As private schools continue to make their mark across the country the Linden School of Excellence is to relocate from its rented premises to a $120M school.
Established over two years ago, the private secondary school is currently housed at the former Shopping Plaza on Republic Avenue, a space that had been occupied by a popular cloth store. Although the current classrooms can by no means be termed cramped with an average of 17 students per class, the new facility is expected to further enhance the school’s ability to offer a balanced education; one that includes more extra-curricular activities.
Principal Marlon Pearson told Stabroek News that the school is to be located in Amelia’s Ward, near the Bag Factory and the former bond. He said it can accommodate 600 students and will boast two lawn tennis courts, indoor cricket facilities such as a batting machine, an indoor Olympic sized swimming pool, a digital library, a science laboratory, a computer centre, indoor basketball court, a 200-student dormitory, a kitchen, café, laundry room, library, auditorium and cookery.
Nutritionist Dr Joseph Haynes, founder of the school said he is hopeful that it will open in time for the September term while construction continues. The completion date is expected to be one year after construction begins.
The school is registered at the Ministry of Education and opened its doors on September 17, 2006. It has experienced its fair share of beginners’ hiccups from staff changes to administrative challenges which saw its motto: ‘Integrity, Capability and Success’ tried more than once. Nevertheless “There is only one School of Excellence in Linden,” Pearson said, adding that a former consultant was using documentation with the school’s name, when corresponding with the public. This newspaper understands that the consultant operates a private school and undertook administrative duties at the Linden school but left last term. Pearson said this also saw some students and staff making a similar move.
“It impacted negatively… and we really had to present a strong case to our parents to say this is what it is,” he said, adding that the school had to “reassure parents and students that the school is here to stay.” At the time there were 129 enrolled students though only 74 were attending classes while some had paid tuition but had been registered.
Currently 78 students attend classes and the school’s first batch of students will be writing the Caribbean Examinations Council (CXC) exams this year.
The school opened its doors with 16 students: five girls and 11 boys and seven teachers which progressed to 15. Pearson said administrative differences had led to the withdrawal of services. Neither the consultant nor the staff had been dismissed and soon after some teachers left eight others were hired.
In putting forward a case about why parents should enrol their children at the school Pearson said it provides a well-rounded education. He said in addition to co-curricular activities like sport; the school roster includes music education, will boast a computer centre with 16 computers and provide free internet service. He said it will also have an established library.
Pearson, who hails from the Essequibo Coast, has 15-plus years of teaching experience having begun his teaching career in Region Two and continued in the mining town. His last public school experience was at the Christianburg Multilateral School before he accepted an offer at the School of Excellence. However, Pearson said he was also a member of the board before accepting employment as its principal.
The school charges a fee of $35,000 per term, with three terms making up the academic year. Currently it hosts a remedial programme with 23 students enrolled, which is held at no additional cost.

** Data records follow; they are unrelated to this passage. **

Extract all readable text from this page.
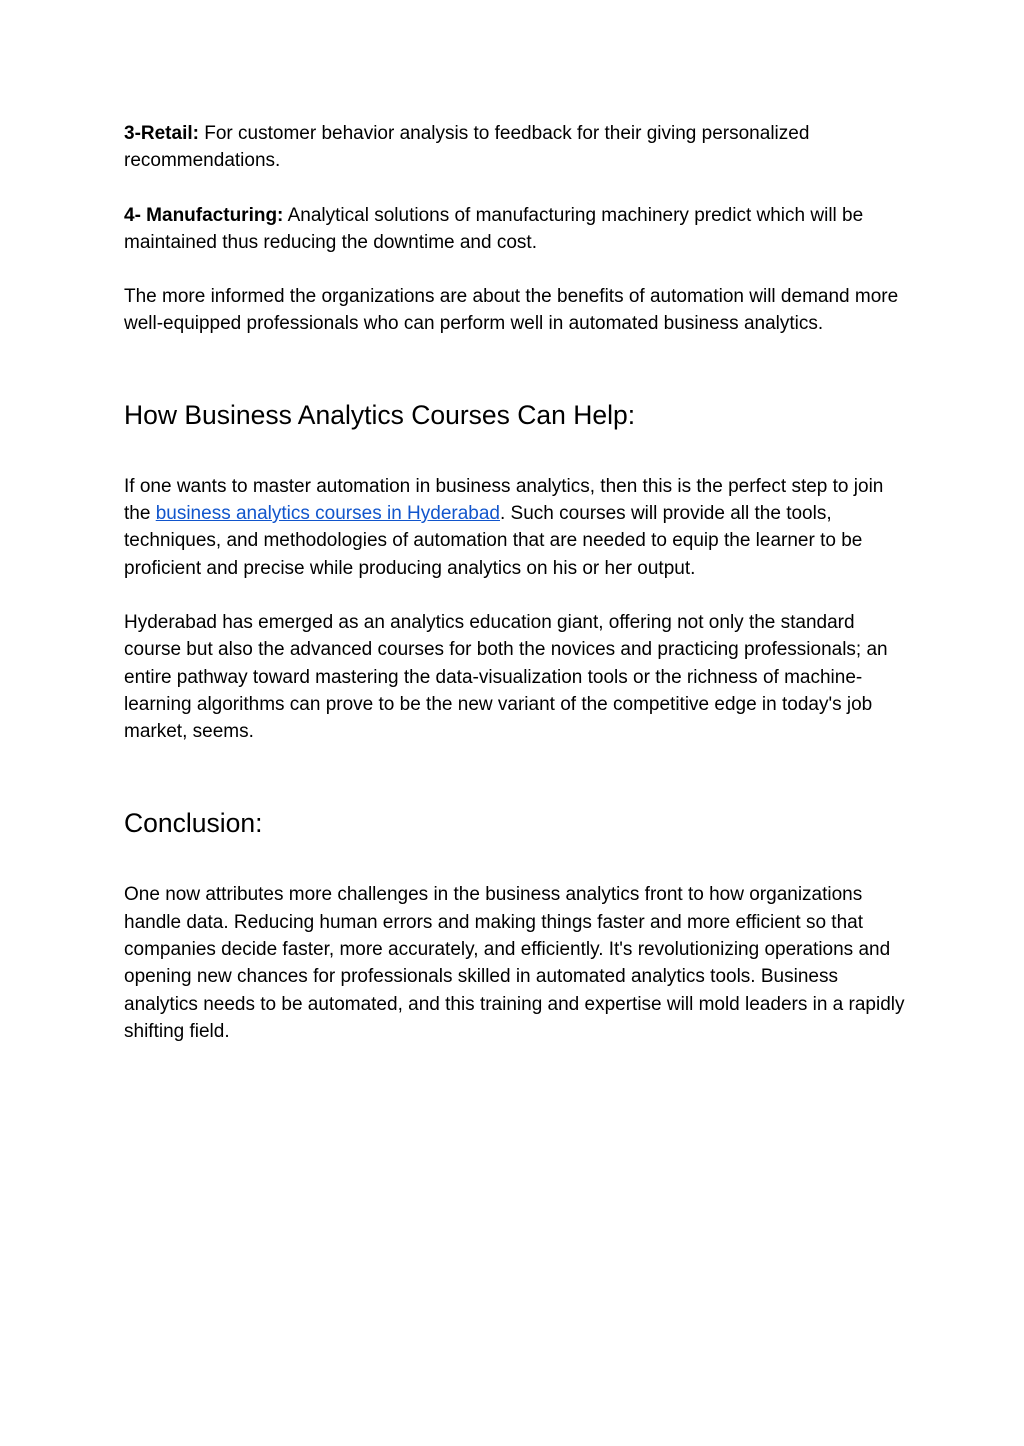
3-Retail: For customer behavior analysis to feedback for their giving personalized recommendations.

4- Manufacturing: Analytical solutions of manufacturing machinery predict which will be maintained thus reducing the downtime and cost.

The more informed the organizations are about the benefits of automation will demand more well-equipped professionals who can perform well in automated business analytics.

How Business Analytics Courses Can Help:

If one wants to master automation in business analytics, then this is the perfect step to join the business analytics courses in Hyderabad. Such courses will provide all the tools, techniques, and methodologies of automation that are needed to equip the learner to be proficient and precise while producing analytics on his or her output.

Hyderabad has emerged as an analytics education giant, offering not only the standard course but also the advanced courses for both the novices and practicing professionals; an entire pathway toward mastering the data-visualization tools or the richness of machine-learning algorithms can prove to be the new variant of the competitive edge in today's job market, seems.

Conclusion:

One now attributes more challenges in the business analytics front to how organizations handle data. Reducing human errors and making things faster and more efficient so that companies decide faster, more accurately, and efficiently. It's revolutionizing operations and opening new chances for professionals skilled in automated analytics tools. Business analytics needs to be automated, and this training and expertise will mold leaders in a rapidly shifting field.
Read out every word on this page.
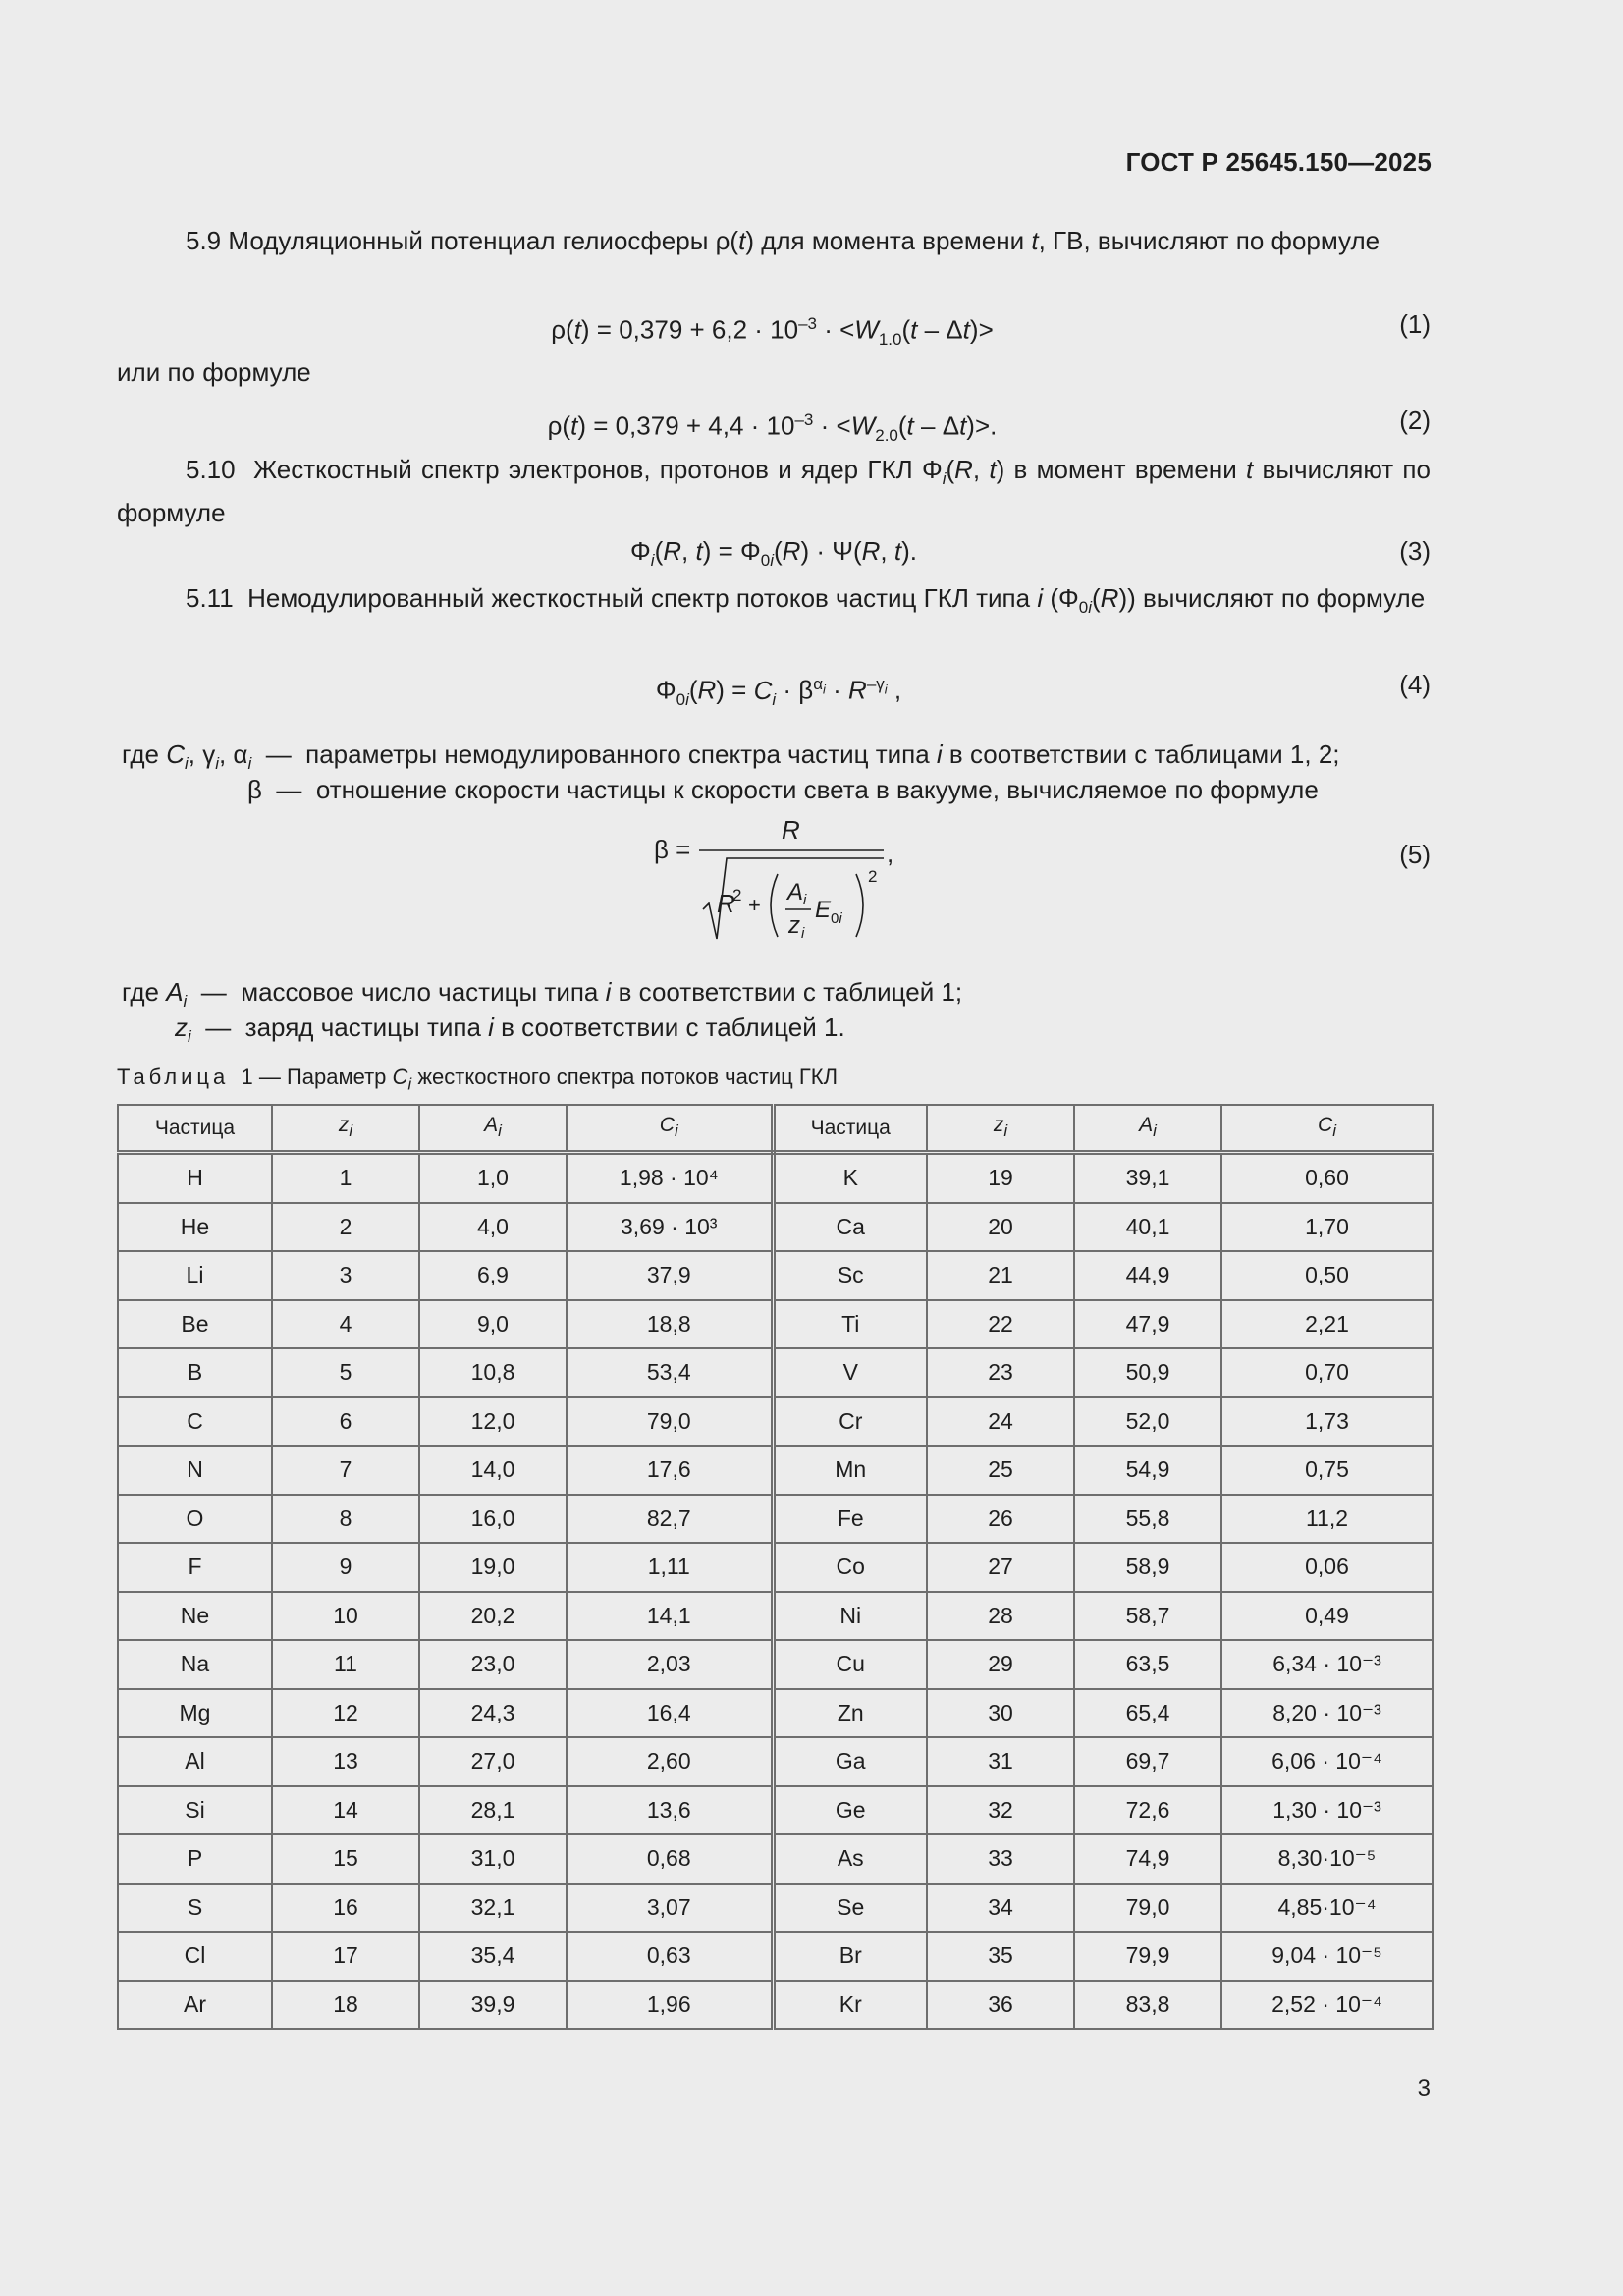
ГОСТ Р 25645.150—2025
5.9 Модуляционный потенциал гелиосферы ρ(t) для момента времени t, ГВ, вычисляют по формуле
$\rho(t) = 0,379 + 6,2 \cdot 10^{-3} \cdot <W_{1.0}(t - \Delta t)>$	(1)
или по формуле
$\rho(t) = 0,379 + 4,4 \cdot 10^{-3} \cdot <W_{2.0}(t - \Delta t)>$.	(2)
5.10  Жесткостный спектр электронов, протонов и ядер ГКЛ $\Phi_i(R$, t) в момент времени t вычисляют по формуле
$\Phi_i(R$, $t) = \Phi_{0i}(R) \cdot \Psi(R$, t).	(3)
5.11  Немодулированный жесткостный спектр потоков частиц ГКЛ типа i $(\Phi_{0i}(R))$ вычисляют по формуле
$\Phi_{0i}(R) = C_i \cdot \beta^{\alpha_i} \cdot R^{-\gamma_i}$ ,	(4)
где $C_i$, $\gamma_i$, $\alpha_i$  —  параметры немодулированного спектра частиц типа i в соответствии с таблицами 1, 2;
β  —  отношение скорости частицы к скорости света в вакууме, вычисляемое по формуле
β =
R
R
2 + A i
z i
E 0i
2
,	(5)
где $A_i$  —  массовое число частицы типа i в соответствии с таблицей 1;
$z_i$  —  заряд частицы типа i в соответствии с таблицей 1.
Таблица  1 — Параметр $C_i$ жесткостного спектра потоков частиц ГКЛ
Частица	$z_i$	$A_i$	$C_i$	Частица	$z_i$	$A_i$	$C_i$
H	1	1,0	1,98 · 10⁴	K	19	39,1	0,60
He	2	4,0	3,69 · 10³	Ca	20	40,1	1,70
Li	3	6,9	37,9	Sc	21	44,9	0,50
Be	4	9,0	18,8	Ti	22	47,9	2,21
B	5	10,8	53,4	V	23	50,9	0,70
C	6	12,0	79,0	Cr	24	52,0	1,73
N	7	14,0	17,6	Mn	25	54,9	0,75
O	8	16,0	82,7	Fe	26	55,8	11,2
F	9	19,0	1,11	Co	27	58,9	0,06
Ne	10	20,2	14,1	Ni	28	58,7	0,49
Na	11	23,0	2,03	Cu	29	63,5	6,34 · 10⁻³
Mg	12	24,3	16,4	Zn	30	65,4	8,20 · 10⁻³
Al	13	27,0	2,60	Ga	31	69,7	6,06 · 10⁻⁴
Si	14	28,1	13,6	Ge	32	72,6	1,30 · 10⁻³
P	15	31,0	0,68	As	33	74,9	8,30·10⁻⁵
S	16	32,1	3,07	Se	34	79,0	4,85·10⁻⁴
Cl	17	35,4	0,63	Br	35	79,9	9,04 · 10⁻⁵
Ar	18	39,9	1,96	Kr	36	83,8	2,52 · 10⁻⁴
3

A decision was taken early on to hold the programme as it was observed that many students were performing below their grade level. Most of the students in the programme are from the first and second forms. There are a few from the third form.
The principal said all the pupils recently enrolled met the required 80% mark on the school’s entrance exam. Pearson said the school will not pursue a policy of accepting students who score below the mark. Each student is encouraged to attain the 55% pass mark and their performance is expected to show steady improvement at weekly assessments and term exams. Students who maintain a 75% pass mark and excel at sport or music will be given a full or partial scholarship at an overseas university, Pearson said.
Meanwhile, Dr Haynes told Stabroek News that a lot of momentum was lost because the programme was not carried out early on. “I would have been more proud had we not had the setbacks (with the consultant)” he said. Haynes also began construction of a $50M multi-purpose Therapeutic Spa and Recreational facility at the waterfront.
The project is currently stalled, due to a constructor’s error that saw portions of the early structure being dismantled at a cost of millions to the investor. The project is expected to resume soon.